The final session of the day was aimed more at the film making aspect of the industry and featured contributions from Academy and Warp Films and proved to be an intuitive insight into the world of making pop promos. It was interesting to see the different approaches the different speakers brought to the table. Liz Kessler being the voice of experience while Jamie Clark and Ed Lovelace from Pulse representing the spearhead of the low budget promo generation.
The focus of the day was undeniably the business aspect of both the music and film industry and in fairness a day like this is something that has been long overdue. There are countless people out there with creative leanings and the talent to back it up, however now more than ever we are living in an era where the traditional rules that governed how the artist and industry work together are being challenged.
In fact if you look at the state of the industry it can be both a daunting and somewhat depressing prospect for the artist. However the ideas on offer here did offer some interesting alternatives for the creative individual, one thing hasn’t changed, if you’re going to get anywhere you need to be prepared to invest a lot of your time and effort and face the possibility of rejection at every turn.

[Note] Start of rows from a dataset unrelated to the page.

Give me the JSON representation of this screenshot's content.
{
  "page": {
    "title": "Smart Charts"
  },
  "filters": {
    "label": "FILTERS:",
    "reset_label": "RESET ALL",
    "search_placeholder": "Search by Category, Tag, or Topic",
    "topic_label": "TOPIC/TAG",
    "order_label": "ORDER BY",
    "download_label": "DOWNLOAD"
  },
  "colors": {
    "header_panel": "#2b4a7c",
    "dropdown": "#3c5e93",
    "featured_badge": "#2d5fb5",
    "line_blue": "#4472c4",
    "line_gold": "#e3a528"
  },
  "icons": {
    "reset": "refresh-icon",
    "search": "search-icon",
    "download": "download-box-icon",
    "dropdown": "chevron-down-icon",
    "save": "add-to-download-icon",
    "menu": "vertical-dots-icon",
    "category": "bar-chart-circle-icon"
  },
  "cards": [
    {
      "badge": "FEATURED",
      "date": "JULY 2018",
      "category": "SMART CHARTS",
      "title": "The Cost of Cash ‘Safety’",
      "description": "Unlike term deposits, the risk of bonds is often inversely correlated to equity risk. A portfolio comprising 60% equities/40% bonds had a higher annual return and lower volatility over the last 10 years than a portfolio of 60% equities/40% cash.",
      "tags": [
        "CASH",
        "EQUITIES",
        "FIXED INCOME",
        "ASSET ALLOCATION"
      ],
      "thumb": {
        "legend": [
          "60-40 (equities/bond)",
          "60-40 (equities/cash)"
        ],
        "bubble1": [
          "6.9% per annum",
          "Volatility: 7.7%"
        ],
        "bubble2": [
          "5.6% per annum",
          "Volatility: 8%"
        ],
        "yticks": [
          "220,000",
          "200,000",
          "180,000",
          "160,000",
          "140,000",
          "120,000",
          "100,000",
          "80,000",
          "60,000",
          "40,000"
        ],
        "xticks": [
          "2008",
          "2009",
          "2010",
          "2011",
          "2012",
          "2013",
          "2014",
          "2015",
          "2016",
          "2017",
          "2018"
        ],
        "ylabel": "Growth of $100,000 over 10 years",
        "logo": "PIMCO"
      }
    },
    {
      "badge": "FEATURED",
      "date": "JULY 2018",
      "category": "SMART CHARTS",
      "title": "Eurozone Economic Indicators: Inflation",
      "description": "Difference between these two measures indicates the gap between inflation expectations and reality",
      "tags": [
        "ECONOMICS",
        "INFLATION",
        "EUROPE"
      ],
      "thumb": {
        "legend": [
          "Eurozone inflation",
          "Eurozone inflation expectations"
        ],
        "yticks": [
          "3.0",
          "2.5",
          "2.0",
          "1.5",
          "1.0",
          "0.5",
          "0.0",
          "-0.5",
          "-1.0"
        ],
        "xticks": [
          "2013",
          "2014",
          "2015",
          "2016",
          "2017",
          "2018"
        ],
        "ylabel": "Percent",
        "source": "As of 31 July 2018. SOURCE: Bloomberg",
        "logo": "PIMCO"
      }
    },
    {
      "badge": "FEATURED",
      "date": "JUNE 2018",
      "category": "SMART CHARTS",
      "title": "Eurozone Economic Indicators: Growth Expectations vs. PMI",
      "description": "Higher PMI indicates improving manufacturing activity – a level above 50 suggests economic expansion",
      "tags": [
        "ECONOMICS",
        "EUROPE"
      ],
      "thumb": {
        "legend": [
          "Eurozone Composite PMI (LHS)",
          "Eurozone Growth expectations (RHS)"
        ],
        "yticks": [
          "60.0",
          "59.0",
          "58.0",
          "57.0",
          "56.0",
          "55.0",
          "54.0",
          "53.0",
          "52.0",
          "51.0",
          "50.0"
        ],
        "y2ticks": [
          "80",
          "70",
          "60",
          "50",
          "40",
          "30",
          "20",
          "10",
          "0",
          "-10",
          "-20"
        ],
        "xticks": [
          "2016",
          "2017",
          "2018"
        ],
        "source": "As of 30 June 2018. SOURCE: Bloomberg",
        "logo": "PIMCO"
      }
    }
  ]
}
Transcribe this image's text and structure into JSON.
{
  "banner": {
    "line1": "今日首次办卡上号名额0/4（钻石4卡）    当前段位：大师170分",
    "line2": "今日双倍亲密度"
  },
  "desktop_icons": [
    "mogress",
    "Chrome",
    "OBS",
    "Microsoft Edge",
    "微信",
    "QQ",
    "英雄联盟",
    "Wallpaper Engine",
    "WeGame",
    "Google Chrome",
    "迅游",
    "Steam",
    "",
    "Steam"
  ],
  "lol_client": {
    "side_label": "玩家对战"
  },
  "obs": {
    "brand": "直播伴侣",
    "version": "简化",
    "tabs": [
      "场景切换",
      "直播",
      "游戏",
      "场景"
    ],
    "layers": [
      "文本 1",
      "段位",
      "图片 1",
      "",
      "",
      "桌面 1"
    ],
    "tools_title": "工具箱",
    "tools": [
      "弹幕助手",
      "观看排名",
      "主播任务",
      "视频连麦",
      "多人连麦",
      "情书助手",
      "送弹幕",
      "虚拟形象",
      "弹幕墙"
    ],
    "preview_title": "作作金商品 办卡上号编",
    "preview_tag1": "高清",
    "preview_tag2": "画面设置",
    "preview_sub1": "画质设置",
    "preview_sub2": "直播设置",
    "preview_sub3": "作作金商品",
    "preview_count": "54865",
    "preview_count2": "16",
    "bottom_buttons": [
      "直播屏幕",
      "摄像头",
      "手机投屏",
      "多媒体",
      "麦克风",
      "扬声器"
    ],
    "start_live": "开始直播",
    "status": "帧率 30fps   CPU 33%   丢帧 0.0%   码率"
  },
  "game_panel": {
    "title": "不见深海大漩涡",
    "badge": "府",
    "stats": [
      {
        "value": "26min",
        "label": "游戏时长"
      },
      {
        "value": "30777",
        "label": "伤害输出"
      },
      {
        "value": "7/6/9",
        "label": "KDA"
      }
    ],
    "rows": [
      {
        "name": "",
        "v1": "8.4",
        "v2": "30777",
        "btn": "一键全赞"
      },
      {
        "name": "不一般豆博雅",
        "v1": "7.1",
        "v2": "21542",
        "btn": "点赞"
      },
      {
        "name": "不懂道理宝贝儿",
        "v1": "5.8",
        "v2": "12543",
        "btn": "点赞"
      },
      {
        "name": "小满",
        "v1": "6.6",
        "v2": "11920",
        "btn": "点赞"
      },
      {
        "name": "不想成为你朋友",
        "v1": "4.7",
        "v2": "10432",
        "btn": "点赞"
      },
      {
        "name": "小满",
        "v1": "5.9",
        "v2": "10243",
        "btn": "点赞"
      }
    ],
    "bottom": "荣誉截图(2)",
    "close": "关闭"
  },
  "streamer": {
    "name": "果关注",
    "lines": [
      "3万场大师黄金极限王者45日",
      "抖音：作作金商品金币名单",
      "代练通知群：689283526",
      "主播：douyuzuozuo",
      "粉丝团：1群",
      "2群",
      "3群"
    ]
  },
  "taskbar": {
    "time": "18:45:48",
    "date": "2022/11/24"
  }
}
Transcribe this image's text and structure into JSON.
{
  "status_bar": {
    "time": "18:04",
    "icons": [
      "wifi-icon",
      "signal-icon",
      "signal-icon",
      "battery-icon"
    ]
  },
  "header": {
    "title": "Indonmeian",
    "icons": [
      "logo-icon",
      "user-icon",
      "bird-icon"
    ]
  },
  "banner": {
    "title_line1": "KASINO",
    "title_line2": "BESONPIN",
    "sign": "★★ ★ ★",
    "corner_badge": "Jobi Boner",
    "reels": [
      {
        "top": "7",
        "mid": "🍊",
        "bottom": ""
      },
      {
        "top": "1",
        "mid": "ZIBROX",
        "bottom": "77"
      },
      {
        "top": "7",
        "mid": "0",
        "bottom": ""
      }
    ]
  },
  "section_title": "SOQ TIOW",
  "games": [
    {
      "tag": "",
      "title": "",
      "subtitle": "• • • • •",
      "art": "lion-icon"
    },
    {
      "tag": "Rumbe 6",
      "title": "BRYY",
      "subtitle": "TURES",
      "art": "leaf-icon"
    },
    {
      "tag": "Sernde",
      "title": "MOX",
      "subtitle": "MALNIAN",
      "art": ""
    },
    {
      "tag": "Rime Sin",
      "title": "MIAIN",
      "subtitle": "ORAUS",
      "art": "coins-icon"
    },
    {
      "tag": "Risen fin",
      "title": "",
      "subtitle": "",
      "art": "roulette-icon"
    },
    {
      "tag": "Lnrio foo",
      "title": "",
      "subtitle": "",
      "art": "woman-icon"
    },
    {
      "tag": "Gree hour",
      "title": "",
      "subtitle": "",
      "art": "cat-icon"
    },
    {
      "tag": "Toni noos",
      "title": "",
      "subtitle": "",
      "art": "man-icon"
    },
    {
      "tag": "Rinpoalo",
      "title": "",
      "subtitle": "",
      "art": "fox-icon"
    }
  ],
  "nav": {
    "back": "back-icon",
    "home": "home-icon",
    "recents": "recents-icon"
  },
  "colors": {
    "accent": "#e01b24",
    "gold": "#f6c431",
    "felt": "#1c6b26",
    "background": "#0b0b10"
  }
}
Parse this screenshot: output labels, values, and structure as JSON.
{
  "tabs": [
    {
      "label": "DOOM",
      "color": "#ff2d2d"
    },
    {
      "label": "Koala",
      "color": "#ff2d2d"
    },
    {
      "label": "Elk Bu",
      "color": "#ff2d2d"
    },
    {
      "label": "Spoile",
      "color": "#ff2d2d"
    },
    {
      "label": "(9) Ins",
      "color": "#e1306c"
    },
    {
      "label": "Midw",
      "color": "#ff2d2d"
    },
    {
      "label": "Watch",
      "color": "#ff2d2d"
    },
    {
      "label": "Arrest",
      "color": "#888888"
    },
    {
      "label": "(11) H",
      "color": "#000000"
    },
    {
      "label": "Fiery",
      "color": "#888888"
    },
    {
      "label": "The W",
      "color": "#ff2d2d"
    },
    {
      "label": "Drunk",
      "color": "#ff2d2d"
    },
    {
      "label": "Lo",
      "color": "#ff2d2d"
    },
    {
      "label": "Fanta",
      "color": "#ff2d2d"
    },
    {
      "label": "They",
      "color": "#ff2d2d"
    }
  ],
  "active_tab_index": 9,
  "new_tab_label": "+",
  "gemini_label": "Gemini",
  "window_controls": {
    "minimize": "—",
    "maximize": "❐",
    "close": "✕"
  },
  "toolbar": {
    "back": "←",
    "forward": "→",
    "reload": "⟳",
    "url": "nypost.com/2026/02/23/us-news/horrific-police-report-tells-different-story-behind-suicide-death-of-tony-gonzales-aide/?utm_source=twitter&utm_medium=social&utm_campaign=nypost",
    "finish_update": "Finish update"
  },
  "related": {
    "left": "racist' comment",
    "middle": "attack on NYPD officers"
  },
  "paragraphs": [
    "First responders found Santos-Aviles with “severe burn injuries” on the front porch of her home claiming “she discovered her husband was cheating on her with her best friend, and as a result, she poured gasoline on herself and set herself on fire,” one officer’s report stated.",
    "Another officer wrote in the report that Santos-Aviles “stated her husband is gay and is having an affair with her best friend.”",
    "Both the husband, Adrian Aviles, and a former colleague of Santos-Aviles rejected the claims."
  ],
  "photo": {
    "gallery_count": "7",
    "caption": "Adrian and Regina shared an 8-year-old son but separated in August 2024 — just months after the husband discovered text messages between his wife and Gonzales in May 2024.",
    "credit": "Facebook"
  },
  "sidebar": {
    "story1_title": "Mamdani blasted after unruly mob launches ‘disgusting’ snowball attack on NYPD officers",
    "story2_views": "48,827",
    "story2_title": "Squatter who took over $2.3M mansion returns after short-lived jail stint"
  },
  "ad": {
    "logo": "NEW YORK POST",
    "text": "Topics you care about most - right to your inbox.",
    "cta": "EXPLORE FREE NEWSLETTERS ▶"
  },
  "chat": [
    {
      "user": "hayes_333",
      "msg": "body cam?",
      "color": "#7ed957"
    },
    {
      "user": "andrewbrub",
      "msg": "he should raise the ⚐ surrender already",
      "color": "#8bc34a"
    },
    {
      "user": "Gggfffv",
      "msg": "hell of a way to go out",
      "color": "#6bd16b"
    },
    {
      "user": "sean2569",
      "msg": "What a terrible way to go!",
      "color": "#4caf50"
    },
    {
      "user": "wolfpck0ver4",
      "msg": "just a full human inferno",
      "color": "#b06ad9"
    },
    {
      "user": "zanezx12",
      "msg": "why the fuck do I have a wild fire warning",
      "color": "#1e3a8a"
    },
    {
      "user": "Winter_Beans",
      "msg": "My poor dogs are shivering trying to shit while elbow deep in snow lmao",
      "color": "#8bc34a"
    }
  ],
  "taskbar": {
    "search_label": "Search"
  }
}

It’s impossible to say if some of the cutting edge ideas on offer here will survive as the next business model for the music and film industry. As I mentioned the industry is currently in a state of flux and with the best will in the world there is no absolute way of knowing who will come out on top when the dust eventually settles. However for now it’s good to know that with days like this we have access to people who were prepared to give a little insight into their world and “what could happen”.